PhasedUpdates
Rationale
We want to be able to slowly phase updates of software packages. If we increase the percentage of systems that can install such an update and it becomes clear from data harnessed from errors.ubuntu.com that the update is less reliable than the one which proceeded it, we should programmatically stop the phasing.
When do we stop a phased update?
There are three conditions under which we want to consider stopping the phasing of an update:
- New buckets since the previous version of a package.
- The rate of crashes for the package increases.
- Updates that purport to fix an issue, which do not.
Updates that do not actually fix an issue are worth notifying a developer about, but it is not worth stopping the phasing of an update over them. They will not be considered further here.
New buckets since the previous version of a package
- We will create an AMQP pub/sub queue for modified bucket notifications.
- We will keep track of the systems that report into a bucket.
Every time a bucket is changed, we'll first check to see if this problem is new with this version of the package. If it is, we'll get the first X+1 columns in the BucketSystems column family for the key of the bucket. If we get exactly X+1 results back, an alert will be fired, provided the bucket is for an official version of an Ubuntu package.

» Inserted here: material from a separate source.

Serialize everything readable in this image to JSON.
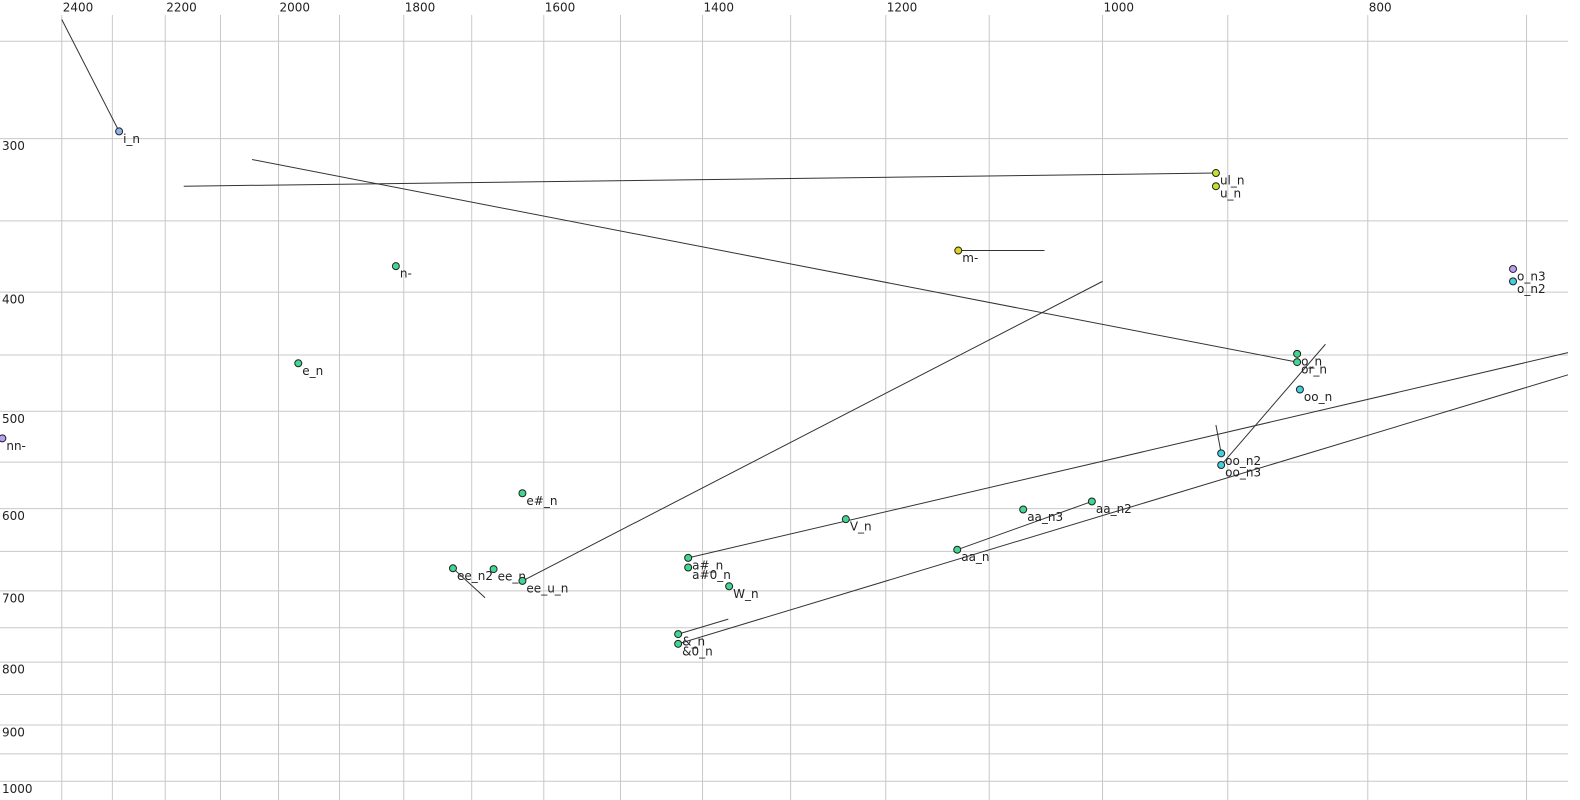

Thus, if the number of systems reporting any new problem exceeds X, where X is initially set to 3, an alert will be fired.

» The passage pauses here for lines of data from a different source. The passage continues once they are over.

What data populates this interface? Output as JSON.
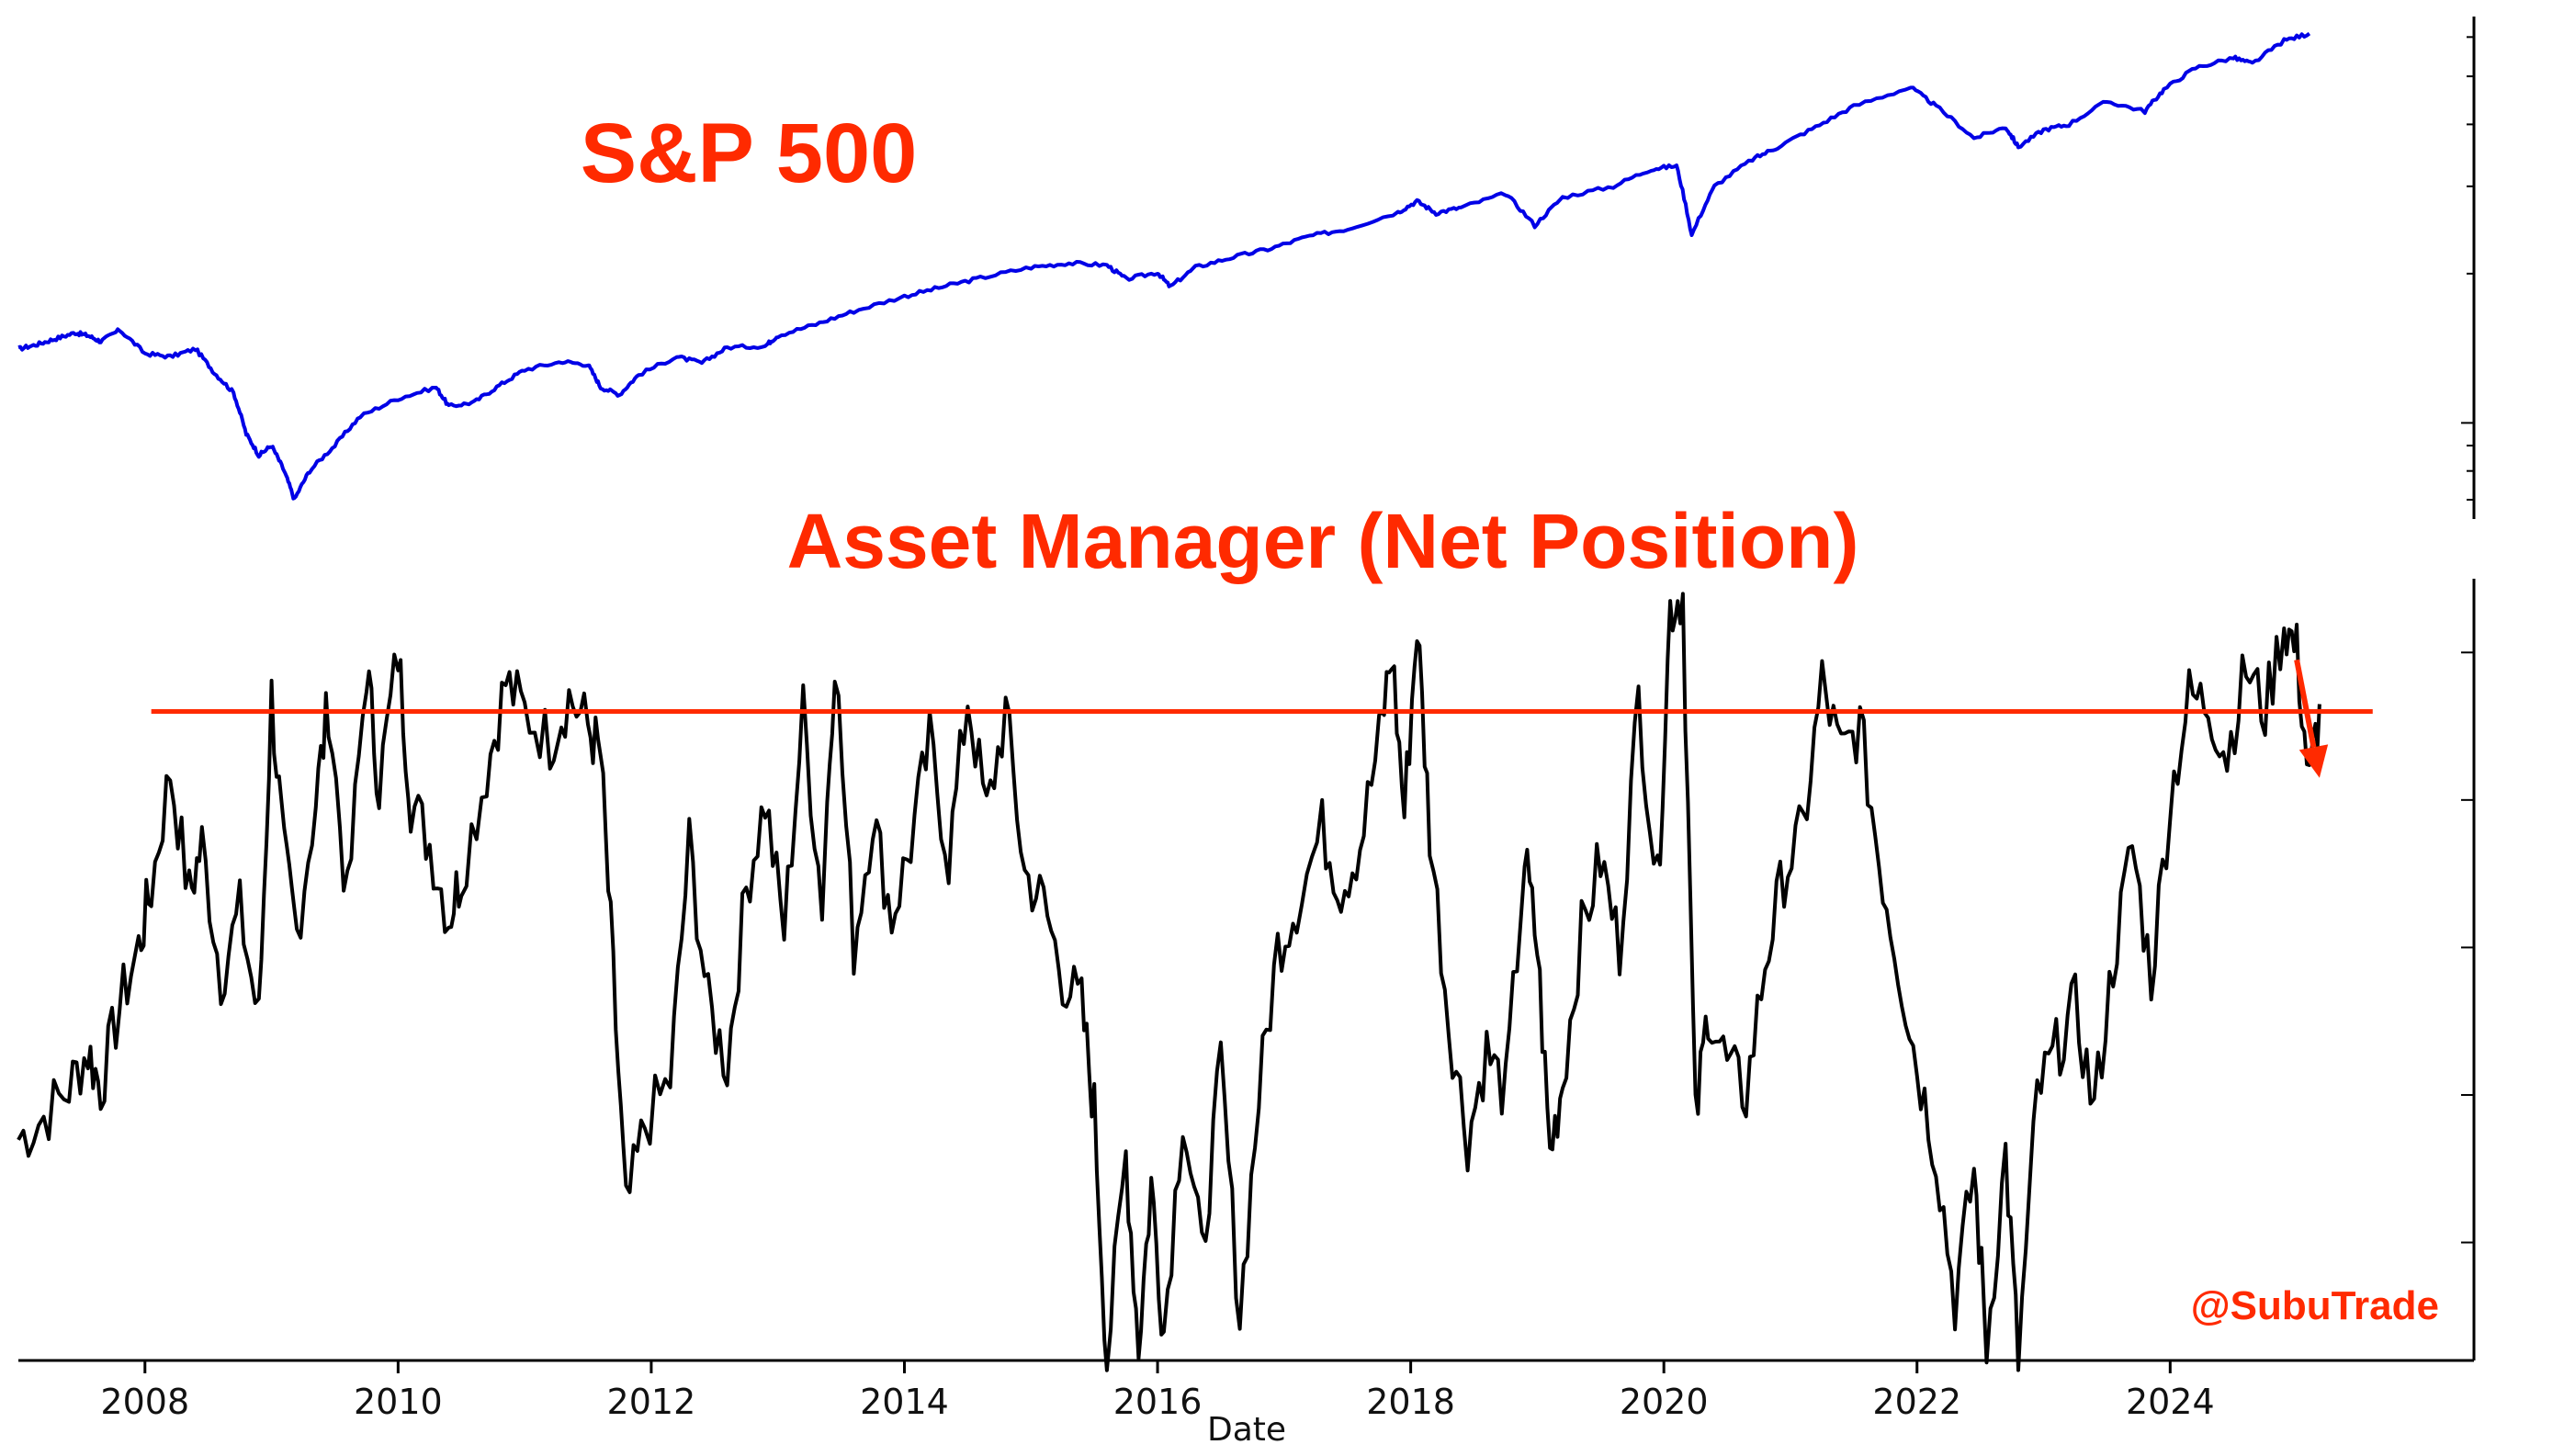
{
  "chart_data": [
    {
      "type": "line",
      "title": "S&P 500",
      "xlabel": "",
      "ylabel": "",
      "xlim": [
        2007.0,
        2026.4
      ],
      "ylim": [
        640,
        6600
      ],
      "log_scale": true,
      "grid": false,
      "y_tick_values": [
        700,
        800,
        900,
        1000,
        2000,
        3000,
        4000,
        5000,
        6000
      ],
      "series": [
        {
          "name": "",
          "color": "#0000e6",
          "x": [
            2007.0,
            2007.15,
            2007.3,
            2007.45,
            2007.55,
            2007.65,
            2007.8,
            2008.0,
            2008.2,
            2008.4,
            2008.55,
            2008.7,
            2008.8,
            2008.9,
            2009.0,
            2009.1,
            2009.18,
            2009.3,
            2009.5,
            2009.7,
            2010.0,
            2010.3,
            2010.4,
            2010.6,
            2010.8,
            2011.0,
            2011.3,
            2011.5,
            2011.6,
            2011.75,
            2011.9,
            2012.2,
            2012.4,
            2012.6,
            2012.9,
            2013.0,
            2013.3,
            2013.6,
            2014.0,
            2014.3,
            2014.6,
            2015.0,
            2015.3,
            2015.6,
            2015.75,
            2016.0,
            2016.1,
            2016.3,
            2016.6,
            2016.9,
            2017.2,
            2017.5,
            2017.9,
            2018.05,
            2018.2,
            2018.4,
            2018.75,
            2018.98,
            2019.2,
            2019.6,
            2019.9,
            2020.1,
            2020.22,
            2020.4,
            2020.7,
            2020.9,
            2021.2,
            2021.5,
            2021.95,
            2022.15,
            2022.45,
            2022.7,
            2022.8,
            2023.0,
            2023.2,
            2023.5,
            2023.8,
            2023.95,
            2024.2,
            2024.5,
            2024.65,
            2024.9,
            2025.1
          ],
          "values": [
            1410,
            1440,
            1480,
            1520,
            1500,
            1460,
            1540,
            1380,
            1360,
            1410,
            1260,
            1150,
            950,
            860,
            900,
            800,
            700,
            800,
            900,
            1030,
            1120,
            1180,
            1080,
            1100,
            1190,
            1280,
            1330,
            1310,
            1180,
            1140,
            1250,
            1360,
            1320,
            1420,
            1430,
            1500,
            1580,
            1680,
            1800,
            1880,
            1960,
            2060,
            2100,
            2080,
            1950,
            2010,
            1880,
            2060,
            2160,
            2250,
            2380,
            2460,
            2660,
            2800,
            2650,
            2720,
            2900,
            2500,
            2850,
            3000,
            3250,
            3300,
            2390,
            3000,
            3400,
            3600,
            3950,
            4350,
            4750,
            4350,
            3750,
            3950,
            3600,
            3900,
            4000,
            4450,
            4250,
            4700,
            5200,
            5450,
            5300,
            5900,
            6100
          ]
        }
      ]
    },
    {
      "type": "line",
      "title": "Asset Manager (Net Position)",
      "xlabel": "Date",
      "ylabel": "",
      "xlim": [
        2007.0,
        2026.4
      ],
      "ylim": [
        -2.2,
        3.1
      ],
      "grid": false,
      "x_tick_labels": [
        "2008",
        "2010",
        "2012",
        "2014",
        "2016",
        "2018",
        "2020",
        "2022",
        "2024"
      ],
      "x_tick_values": [
        2008,
        2010,
        2012,
        2014,
        2016,
        2018,
        2020,
        2022,
        2024
      ],
      "y_tick_values": [
        -1.4,
        -0.4,
        0.6,
        1.6,
        2.6
      ],
      "threshold_line": {
        "value": 2.2,
        "color": "#ff2a00",
        "x_start": 2008.05,
        "x_end": 2025.6
      },
      "arrow": {
        "color": "#ff2a00",
        "from": [
          2025.0,
          2.55
        ],
        "to": [
          2025.18,
          1.75
        ]
      },
      "series": [
        {
          "name": "",
          "color": "#000000",
          "x": [
            2007.0,
            2007.2,
            2007.4,
            2007.55,
            2007.65,
            2007.8,
            2007.95,
            2008.05,
            2008.2,
            2008.35,
            2008.45,
            2008.6,
            2008.75,
            2008.9,
            2009.0,
            2009.1,
            2009.2,
            2009.35,
            2009.45,
            2009.6,
            2009.75,
            2009.85,
            2010.0,
            2010.1,
            2010.25,
            2010.4,
            2010.5,
            2010.7,
            2010.85,
            2011.0,
            2011.2,
            2011.35,
            2011.5,
            2011.6,
            2011.7,
            2011.8,
            2011.95,
            2012.15,
            2012.3,
            2012.45,
            2012.6,
            2012.75,
            2012.9,
            2013.05,
            2013.2,
            2013.35,
            2013.45,
            2013.6,
            2013.75,
            2013.9,
            2014.05,
            2014.2,
            2014.35,
            2014.5,
            2014.65,
            2014.8,
            2014.95,
            2015.1,
            2015.25,
            2015.4,
            2015.5,
            2015.6,
            2015.75,
            2015.85,
            2015.95,
            2016.05,
            2016.2,
            2016.35,
            2016.5,
            2016.65,
            2016.8,
            2016.95,
            2017.1,
            2017.3,
            2017.45,
            2017.6,
            2017.75,
            2017.85,
            2017.95,
            2018.05,
            2018.15,
            2018.3,
            2018.45,
            2018.6,
            2018.75,
            2018.9,
            2019.0,
            2019.1,
            2019.2,
            2019.35,
            2019.5,
            2019.65,
            2019.8,
            2019.95,
            2020.05,
            2020.15,
            2020.25,
            2020.35,
            2020.5,
            2020.65,
            2020.8,
            2020.95,
            2021.1,
            2021.25,
            2021.4,
            2021.55,
            2021.7,
            2021.85,
            2022.0,
            2022.15,
            2022.3,
            2022.45,
            2022.55,
            2022.7,
            2022.8,
            2022.95,
            2023.1,
            2023.25,
            2023.4,
            2023.55,
            2023.7,
            2023.85,
            2024.0,
            2024.15,
            2024.3,
            2024.45,
            2024.6,
            2024.75,
            2024.9,
            2025.0,
            2025.1,
            2025.18
          ],
          "values": [
            -0.7,
            -0.55,
            -0.35,
            -0.1,
            -0.35,
            0.2,
            0.6,
            1.0,
            1.8,
            0.95,
            1.3,
            0.4,
            0.85,
            0.1,
            2.3,
            1.2,
            0.7,
            1.6,
            2.25,
            0.9,
            2.5,
            1.7,
            2.6,
            1.6,
            1.3,
            0.8,
            1.1,
            1.8,
            2.4,
            2.2,
            2.0,
            2.3,
            2.1,
            1.9,
            0.4,
            -1.2,
            -0.6,
            -0.3,
            1.3,
            0.2,
            -0.2,
            1.0,
            1.6,
            0.7,
            2.2,
            0.9,
            2.6,
            0.6,
            1.5,
            0.8,
            1.3,
            2.0,
            1.2,
            2.3,
            1.5,
            2.2,
            1.1,
            0.9,
            0.4,
            0.2,
            -0.5,
            -2.2,
            -0.8,
            -2.1,
            -1.0,
            -2.0,
            -0.5,
            -1.5,
            -0.2,
            -1.9,
            -0.4,
            0.6,
            0.9,
            1.4,
            1.0,
            1.3,
            2.0,
            2.6,
            1.5,
            2.8,
            1.4,
            0.1,
            -0.7,
            -0.1,
            -0.4,
            1.2,
            0.6,
            -0.8,
            -0.3,
            0.7,
            1.2,
            0.6,
            2.3,
            1.0,
            2.9,
            3.0,
            -0.6,
            0.2,
            -0.2,
            -0.4,
            0.5,
            1.1,
            1.4,
            2.4,
            1.9,
            2.1,
            1.2,
            0.5,
            -0.2,
            -0.8,
            -1.8,
            -0.9,
            -2.1,
            -0.8,
            -2.2,
            -0.4,
            -0.1,
            0.2,
            -0.5,
            0.5,
            1.3,
            0.4,
            1.6,
            2.3,
            2.25,
            1.9,
            2.5,
            2.2,
            2.8,
            2.6,
            1.7,
            2.25
          ]
        }
      ]
    }
  ],
  "watermark": "@SubuTrade",
  "colors": {
    "headline": "#ff2a00",
    "sp500_line": "#0000e6",
    "net_position_line": "#000000",
    "threshold": "#ff2a00"
  }
}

The rate of crashes for the package increases
This is a periodic check. At every interval, the system will check if the standard deviation of the number of crashes for each day in the past two weeks is less than the number of crashes seen today. If it is, an alert will be fired.
This algorithm will likely require modification as it will likely only exceed the standard deviation at or near the end of the day. One idea possible way to deal with this is by dividing both quantities of crashes by the number of hours that have passed in the day. However, this assumes that errors receives similar amounts of crashes throughout the day.

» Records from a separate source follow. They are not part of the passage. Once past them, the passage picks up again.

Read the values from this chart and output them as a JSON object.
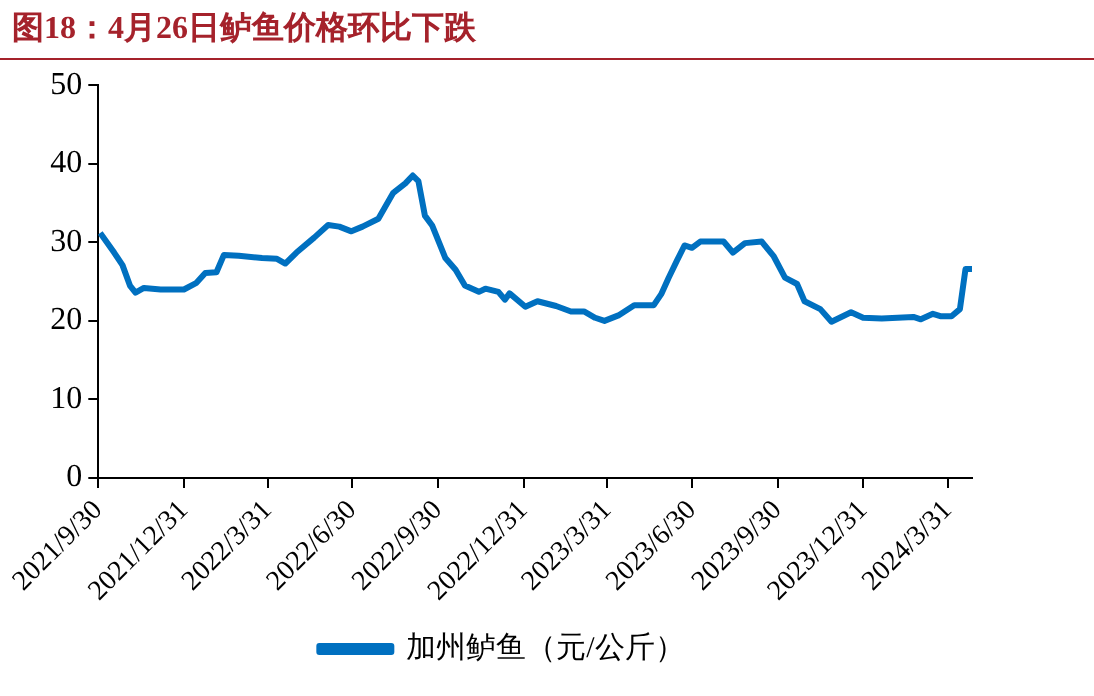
{
  "chart_data": {
    "type": "line",
    "title": "图18：4月26日鲈鱼价格环比下跌",
    "x": [
      "2021-10-02",
      "2021-10-17",
      "2021-10-26",
      "2021-11-03",
      "2021-11-09",
      "2021-11-18",
      "2021-12-06",
      "2021-12-31",
      "2022-01-13",
      "2022-01-23",
      "2022-02-04",
      "2022-02-12",
      "2022-02-28",
      "2022-03-25",
      "2022-04-10",
      "2022-04-19",
      "2022-05-01",
      "2022-05-20",
      "2022-06-04",
      "2022-06-16",
      "2022-06-29",
      "2022-07-11",
      "2022-07-28",
      "2022-08-13",
      "2022-08-26",
      "2022-09-03",
      "2022-09-09",
      "2022-09-16",
      "2022-09-24",
      "2022-10-08",
      "2022-10-19",
      "2022-10-29",
      "2022-11-13",
      "2022-11-20",
      "2022-12-04",
      "2022-12-11",
      "2022-12-16",
      "2023-01-02",
      "2023-01-15",
      "2023-02-04",
      "2023-02-20",
      "2023-03-06",
      "2023-03-18",
      "2023-03-28",
      "2023-04-12",
      "2023-04-29",
      "2023-05-20",
      "2023-05-28",
      "2023-06-05",
      "2023-06-14",
      "2023-06-22",
      "2023-06-30",
      "2023-07-09",
      "2023-08-03",
      "2023-08-13",
      "2023-08-26",
      "2023-09-13",
      "2023-09-26",
      "2023-10-08",
      "2023-10-21",
      "2023-10-29",
      "2023-11-15",
      "2023-11-27",
      "2023-12-18",
      "2023-12-31",
      "2024-01-20",
      "2024-02-23",
      "2024-03-02",
      "2024-03-15",
      "2024-03-23",
      "2024-04-04",
      "2024-04-13",
      "2024-04-19",
      "2024-04-26"
    ],
    "series": [
      {
        "name": "加州鲈鱼（元/公斤）",
        "color": "#0070c0",
        "values": [
          31.2,
          28.7,
          27.1,
          24.5,
          23.6,
          24.2,
          24.0,
          24.0,
          24.8,
          26.1,
          26.2,
          28.4,
          28.3,
          28.0,
          27.9,
          27.3,
          28.7,
          30.6,
          32.2,
          32.0,
          31.4,
          32.0,
          33.0,
          36.3,
          37.5,
          38.5,
          37.8,
          33.4,
          32.1,
          28.0,
          26.5,
          24.5,
          23.7,
          24.1,
          23.7,
          22.7,
          23.5,
          21.8,
          22.5,
          21.9,
          21.2,
          21.2,
          20.4,
          20.0,
          20.7,
          22.0,
          22.0,
          23.4,
          25.5,
          27.7,
          29.6,
          29.3,
          30.1,
          30.1,
          28.7,
          29.9,
          30.1,
          28.2,
          25.5,
          24.7,
          22.5,
          21.5,
          19.9,
          21.1,
          20.4,
          20.3,
          20.5,
          20.2,
          20.9,
          20.6,
          20.6,
          21.5,
          26.6,
          26.6
        ]
      }
    ],
    "xlim": [
      "2021-09-30",
      "2024-04-26"
    ],
    "xticks": [
      {
        "value": "2021-09-30",
        "label": "2021/9/30"
      },
      {
        "value": "2021-12-31",
        "label": "2021/12/31"
      },
      {
        "value": "2022-03-31",
        "label": "2022/3/31"
      },
      {
        "value": "2022-06-30",
        "label": "2022/6/30"
      },
      {
        "value": "2022-09-30",
        "label": "2022/9/30"
      },
      {
        "value": "2022-12-31",
        "label": "2022/12/31"
      },
      {
        "value": "2023-03-31",
        "label": "2023/3/31"
      },
      {
        "value": "2023-06-30",
        "label": "2023/6/30"
      },
      {
        "value": "2023-09-30",
        "label": "2023/9/30"
      },
      {
        "value": "2023-12-31",
        "label": "2023/12/31"
      },
      {
        "value": "2024-03-31",
        "label": "2024/3/31"
      }
    ],
    "ylim": [
      0,
      50
    ],
    "yticks": [
      0,
      10,
      20,
      30,
      40,
      50
    ],
    "grid": false,
    "legend": "bottom",
    "marker": "none",
    "line_style": "solid"
  }
}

This algorithm may require tuning to account for the population size increasing dramatically around milestones and release day.
This will require a new counter-based column family where we increment a counter for the row of release:package and the column name of the YYYYMMDD date.
This may also be useful for packages not under going phased updates, i.e. for finding out if a new version of a package is crashier than the previous one.
Stopping of a phased update
An API call will need to be provided by errors.ubuntu.com for Launchpad to check so that it can determine whether or not to increment the Update Percentage.
Additionally, when errors recommends stopping a phased update an e-mail should be sent to the ubuntu-release team so that they are notified the phasing of the update has stopped. There should be a way for members of ubuntu-release or ubuntu-archive to override the stopping of a phased update.